There comes a time when a man must become introspective to better understand how he relates to the world. Whether his soul-searching exposes truth and wisdom that may be deemed taboo, a man can always find solace in giving voice to his personal convictions.
That man is Gerald Levert. The R&B dignitary breaks his silence to share his unadulterated thoughts about life, love and politics with the masses on his newest effort, Do I Speak For The World?
Celebrated for robust vocals and ardent lyrics, the Grammy-nominated soulster has earned a throng of loyalists since his 1985 musical inauguration as the foreman of the soulful trio, Levert. However, it was his 1991 solo debut, Private Line, which touted him as a prolific performer, songwriter and producer. Nearly 20 years later and now eight albums strong, Gerald has proven that he not only epitomizes rhythm and blues but is the genre's quintessential posterman. Both poignant and relevant, Do I Speak For the World?, aptly serves as a global musing and testament to the evolution of his artistry. At 38, the Cleveland, Ohio-born crooner is artistically liberated -- no longer suppressing his opinions and unapologetically tackling controversial issues.
"I always wanted to do a What's Going On [a la Marvin Gaye] type of album. I'm not a preacher or a politician. And I don't feel an obligation to speak for my fellowman. However, my question is does every man and woman feel the same way I do? Are you seeing the same things that I see or am I the only crazy one in this world? Are you understanding what's going on and are you trying to make the proper steps to make a change?" says the son of the O'Jays phenom Eddie Levert. "The reason I wanted to do this now is because I'm not the same person I was a year or two years ago. I'm the same entertainer, I have the same love and the same voice, but my constitution is different. I'm talking about a lot of different things like politics, not dogging it, but just trying to understand it."
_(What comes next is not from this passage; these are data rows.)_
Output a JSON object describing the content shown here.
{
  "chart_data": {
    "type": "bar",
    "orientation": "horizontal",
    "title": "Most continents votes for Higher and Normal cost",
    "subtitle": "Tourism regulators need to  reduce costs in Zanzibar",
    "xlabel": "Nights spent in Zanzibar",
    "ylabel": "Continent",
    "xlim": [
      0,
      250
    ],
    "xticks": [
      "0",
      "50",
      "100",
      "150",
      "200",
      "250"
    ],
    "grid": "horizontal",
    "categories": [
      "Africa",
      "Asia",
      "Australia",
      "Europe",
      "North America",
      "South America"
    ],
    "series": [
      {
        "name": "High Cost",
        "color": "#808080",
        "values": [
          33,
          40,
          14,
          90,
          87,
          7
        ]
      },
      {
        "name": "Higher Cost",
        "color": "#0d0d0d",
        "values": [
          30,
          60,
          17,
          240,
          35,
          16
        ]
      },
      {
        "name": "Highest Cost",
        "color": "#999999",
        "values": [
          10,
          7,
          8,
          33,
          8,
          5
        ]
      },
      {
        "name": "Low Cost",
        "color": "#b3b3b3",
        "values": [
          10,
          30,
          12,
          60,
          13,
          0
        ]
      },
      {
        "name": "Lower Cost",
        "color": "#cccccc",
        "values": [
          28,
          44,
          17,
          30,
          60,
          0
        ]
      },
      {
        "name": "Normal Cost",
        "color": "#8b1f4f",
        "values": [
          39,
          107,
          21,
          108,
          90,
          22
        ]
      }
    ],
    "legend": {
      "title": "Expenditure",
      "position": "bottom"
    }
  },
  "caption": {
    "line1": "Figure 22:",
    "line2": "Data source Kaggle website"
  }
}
Levert and co-writer/producer Darrell "Delite" Allamby deliver 16 candid musical dialogues, offering a lyrical balance that his previous projects lack. Enlisting the help of two of Black America's intelligentsia, Gerald orchestrates a forum for Dr. Cornell West and Tavis Smiley on the title-track to spew their philosophies about the state of mankind and the simple necessities required for its maturation and survival. "They gave my album the spirit it needed," explains Levert. "It speaks to the spirit of the reality that I have grown, and it isn't about how many girls or how much money I have." Amid syncopated beats, he continues to push the envelope with the thought-provoking, revolutionary anthem "Crucified," addressing issues of patriotism, activism and religion. In addition, Gerald earnestly pledges his allegiance to the improvement of life for everyone on the socially conscious inspirational "Greater Later."
For those R&B devotees who fear succumbing to a G-withdrawal, the smooth-singing velvet teddy bear provides more than a healthy crop of tantalizing, signature love songs. A master of coddling the ladies, Gerald never disappoints when it comes to sensuality. The seductive lead single "One Million Times," is an ode to the incomparable love of a special lady; while the makeup-to-breakup torcher "Lay U Down (Make It Alright)" and the remorseful "Everyday," talk about rekindling failed romances; and the obligatory "So What," pays homage to single mothers and fatherless children.
Creating legendary masterpieces has become a benchmark for Gerald's success. His laudable career has spawned scores of No. 1 hit singles, gold and platinum albums, as well as numerous accolades including several Soul Train Awards and NAACP Image Awards. Even his peers have been inspired by his artistic standard and eager to collaborate with him. In 1996, Gerald teamed with Keith Sweat and Johnny Gill to form a musical alliance that garnered the multi-platinum LSG and chart-topping partystarter "My Body." Once again, the man with the gripping baritone proved that his melodic formula was one that the industry craved. After more than a decade, Gerald has amassed a 300-plus musical archive, producing works for the industry's glitterati including the O'Jays, Barry White, Teddy Pendergrass, Patti Labelle, Stephanie Mills and The Winans. Undoubtedly, Gerald's musical journey is far from nearing the end of the road. "My father always told me, 'Don't miss your window.' This album is my window -- my time to shine. I have to be my own man... I don't know how people are going to receive it, but I hope they'll listen and feel the passion I have for this project." As he unleashes his latest musical allegory, it is evident that Gerald has embarked upon his right of passage: maturing into a pensive soulman who communicates with the world through one simple language -- the gift of song.
All about G:
Favorite Food: Spaghetti, Neck bones, and Rice
Favorite Color: Beige and Black
Favorite Song: U Got That Love (Call It a Night)
Favorite Movie: Sparkle
My Biggest Turnoff: Someone who talks too much
My Ideal Woman: Independent and understands my job and the demands of it. We have fun when we're together.
Most Important Thing to Me: My family
When I'm Not Working, I : Think about what I'm going to work on next!